CASH bonuses for the heads of Australia's biggest companies have fallen to levels not seen since before the financial crisis as profits and share prices have come under pressure.

CASH bonuses for the heads of Australia's biggest companies have fallen to levels not seen since before the financial crisis as profits and share prices have come under pressure.

The annual remuneration report by the Australian Council of Superannuation Investors showed average bonus payments of $1.25 million last year, their lowest since 2004. The bonus payments were 20 per cent below the previous year.

The ACSI report, to be released today, shows fixed pay of chief executives in Australia's top 100 listed companies held steady last year.

Overall, the average cash pay for a top 100 CEO declined by 8.9 per cent from 2010 levels to $3.05 million, reflecting the fall in bonus sizes.

The ACSI chief executive, Ann Byrne, said a more mature conversation on executive pay was taking place between boards and investors.

"It is clear that directors began listening to shareholder views on bonus sizes during 2011, and began making the adjustments that have continued into the first part of 2012," she said yesterday.

Even so, some 90 per cent of chief executives still received some form of bonus payment.

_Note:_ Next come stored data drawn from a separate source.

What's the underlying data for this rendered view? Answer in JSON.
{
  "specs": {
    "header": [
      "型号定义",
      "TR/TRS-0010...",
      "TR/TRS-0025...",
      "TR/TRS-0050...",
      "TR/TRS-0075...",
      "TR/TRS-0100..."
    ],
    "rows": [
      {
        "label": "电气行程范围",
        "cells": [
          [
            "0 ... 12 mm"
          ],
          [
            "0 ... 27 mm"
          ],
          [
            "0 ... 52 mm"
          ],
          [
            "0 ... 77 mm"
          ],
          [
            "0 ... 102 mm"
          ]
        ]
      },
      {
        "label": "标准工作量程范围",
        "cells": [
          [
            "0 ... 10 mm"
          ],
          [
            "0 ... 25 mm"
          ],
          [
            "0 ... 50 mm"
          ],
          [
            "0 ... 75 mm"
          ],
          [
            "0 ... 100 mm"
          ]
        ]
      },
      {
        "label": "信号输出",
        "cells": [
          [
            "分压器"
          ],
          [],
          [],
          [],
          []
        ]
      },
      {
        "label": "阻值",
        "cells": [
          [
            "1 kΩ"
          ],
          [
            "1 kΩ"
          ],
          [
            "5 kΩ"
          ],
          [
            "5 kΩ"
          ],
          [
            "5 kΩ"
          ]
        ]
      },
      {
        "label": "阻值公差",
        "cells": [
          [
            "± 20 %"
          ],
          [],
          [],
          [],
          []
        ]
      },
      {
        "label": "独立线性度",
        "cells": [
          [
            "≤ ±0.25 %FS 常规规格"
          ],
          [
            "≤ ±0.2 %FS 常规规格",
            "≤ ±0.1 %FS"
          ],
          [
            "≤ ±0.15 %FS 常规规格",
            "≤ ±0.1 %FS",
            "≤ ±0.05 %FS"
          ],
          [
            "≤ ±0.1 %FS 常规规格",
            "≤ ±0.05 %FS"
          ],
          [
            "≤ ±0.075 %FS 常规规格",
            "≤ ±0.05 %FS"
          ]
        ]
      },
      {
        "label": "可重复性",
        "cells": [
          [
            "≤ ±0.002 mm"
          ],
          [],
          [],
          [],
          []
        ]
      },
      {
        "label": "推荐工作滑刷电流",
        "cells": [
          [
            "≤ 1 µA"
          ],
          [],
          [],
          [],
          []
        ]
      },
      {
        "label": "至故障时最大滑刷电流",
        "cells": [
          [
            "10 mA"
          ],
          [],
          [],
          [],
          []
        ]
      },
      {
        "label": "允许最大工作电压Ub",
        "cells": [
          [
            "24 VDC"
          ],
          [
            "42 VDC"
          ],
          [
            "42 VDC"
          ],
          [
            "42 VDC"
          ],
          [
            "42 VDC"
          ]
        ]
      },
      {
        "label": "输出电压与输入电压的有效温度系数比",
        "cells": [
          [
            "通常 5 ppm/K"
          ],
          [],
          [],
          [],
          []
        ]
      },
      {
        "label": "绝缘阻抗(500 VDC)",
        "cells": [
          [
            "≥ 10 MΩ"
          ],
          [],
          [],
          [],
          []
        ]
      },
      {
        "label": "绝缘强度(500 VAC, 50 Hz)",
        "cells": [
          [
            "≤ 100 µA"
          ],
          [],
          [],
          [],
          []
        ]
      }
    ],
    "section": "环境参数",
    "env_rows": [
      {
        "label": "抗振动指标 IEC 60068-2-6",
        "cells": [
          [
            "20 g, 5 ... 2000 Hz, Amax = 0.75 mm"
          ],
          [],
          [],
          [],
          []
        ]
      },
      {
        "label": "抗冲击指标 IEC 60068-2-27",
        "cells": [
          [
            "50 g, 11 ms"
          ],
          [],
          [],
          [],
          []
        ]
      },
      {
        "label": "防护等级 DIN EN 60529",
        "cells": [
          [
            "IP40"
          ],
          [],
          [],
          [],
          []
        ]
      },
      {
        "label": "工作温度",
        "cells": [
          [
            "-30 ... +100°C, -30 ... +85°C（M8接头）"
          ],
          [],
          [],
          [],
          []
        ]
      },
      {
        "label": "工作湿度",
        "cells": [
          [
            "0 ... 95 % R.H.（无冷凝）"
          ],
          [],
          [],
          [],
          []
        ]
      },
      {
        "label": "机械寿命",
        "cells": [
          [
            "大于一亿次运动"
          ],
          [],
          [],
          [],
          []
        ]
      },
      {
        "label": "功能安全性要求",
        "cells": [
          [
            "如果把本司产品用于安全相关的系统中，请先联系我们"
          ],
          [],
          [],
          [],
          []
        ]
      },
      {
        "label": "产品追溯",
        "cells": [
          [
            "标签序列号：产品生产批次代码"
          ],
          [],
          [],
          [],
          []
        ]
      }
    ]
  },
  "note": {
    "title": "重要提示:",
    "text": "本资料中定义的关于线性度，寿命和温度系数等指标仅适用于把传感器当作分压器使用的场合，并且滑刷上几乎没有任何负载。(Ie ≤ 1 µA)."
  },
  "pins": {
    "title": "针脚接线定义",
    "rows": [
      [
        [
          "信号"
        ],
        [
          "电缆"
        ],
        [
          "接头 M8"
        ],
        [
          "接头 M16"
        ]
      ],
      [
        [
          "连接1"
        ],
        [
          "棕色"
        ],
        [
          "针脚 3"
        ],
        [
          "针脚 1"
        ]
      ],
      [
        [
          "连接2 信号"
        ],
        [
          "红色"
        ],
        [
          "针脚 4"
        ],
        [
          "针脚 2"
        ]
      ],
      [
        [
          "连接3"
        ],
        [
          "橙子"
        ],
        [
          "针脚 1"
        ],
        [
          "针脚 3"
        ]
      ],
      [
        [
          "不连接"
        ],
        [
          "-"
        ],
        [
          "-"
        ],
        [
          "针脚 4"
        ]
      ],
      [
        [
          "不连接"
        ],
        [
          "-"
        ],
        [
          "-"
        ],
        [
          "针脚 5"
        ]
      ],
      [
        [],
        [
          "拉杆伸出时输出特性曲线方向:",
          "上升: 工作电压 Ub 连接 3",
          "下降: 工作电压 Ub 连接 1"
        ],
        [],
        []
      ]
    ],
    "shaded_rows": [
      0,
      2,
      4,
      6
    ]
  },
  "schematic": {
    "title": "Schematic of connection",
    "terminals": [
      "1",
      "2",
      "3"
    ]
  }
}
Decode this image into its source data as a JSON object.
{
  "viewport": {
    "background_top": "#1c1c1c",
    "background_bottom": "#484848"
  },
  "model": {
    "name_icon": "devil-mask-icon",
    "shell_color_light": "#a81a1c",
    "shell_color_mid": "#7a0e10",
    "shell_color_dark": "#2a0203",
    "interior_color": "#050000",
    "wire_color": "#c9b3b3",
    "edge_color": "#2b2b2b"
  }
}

The analysis of remuneration for the nation's top 200 companies by ACSI, which advises the nation's biggest superannuation funds, throws new light on how much our corporate leaders are really paid.

It shows a gap between what is reported in company disclosures and what chief executives often end up taking home. Last year BHP Billiton's Marius Kloppers was paid $11.08 million but his realised pay was $17.3 million, the ACSI report shows.

Minimum disclosures often fail to take into account the upside chief executives receive from packages such as deferred bonus shares or cashing in on options - the right to acquire shares in a company often at a heavily discounted price.

The pay cheques of the nation's chief executives have grown at twice the pace of average incomes.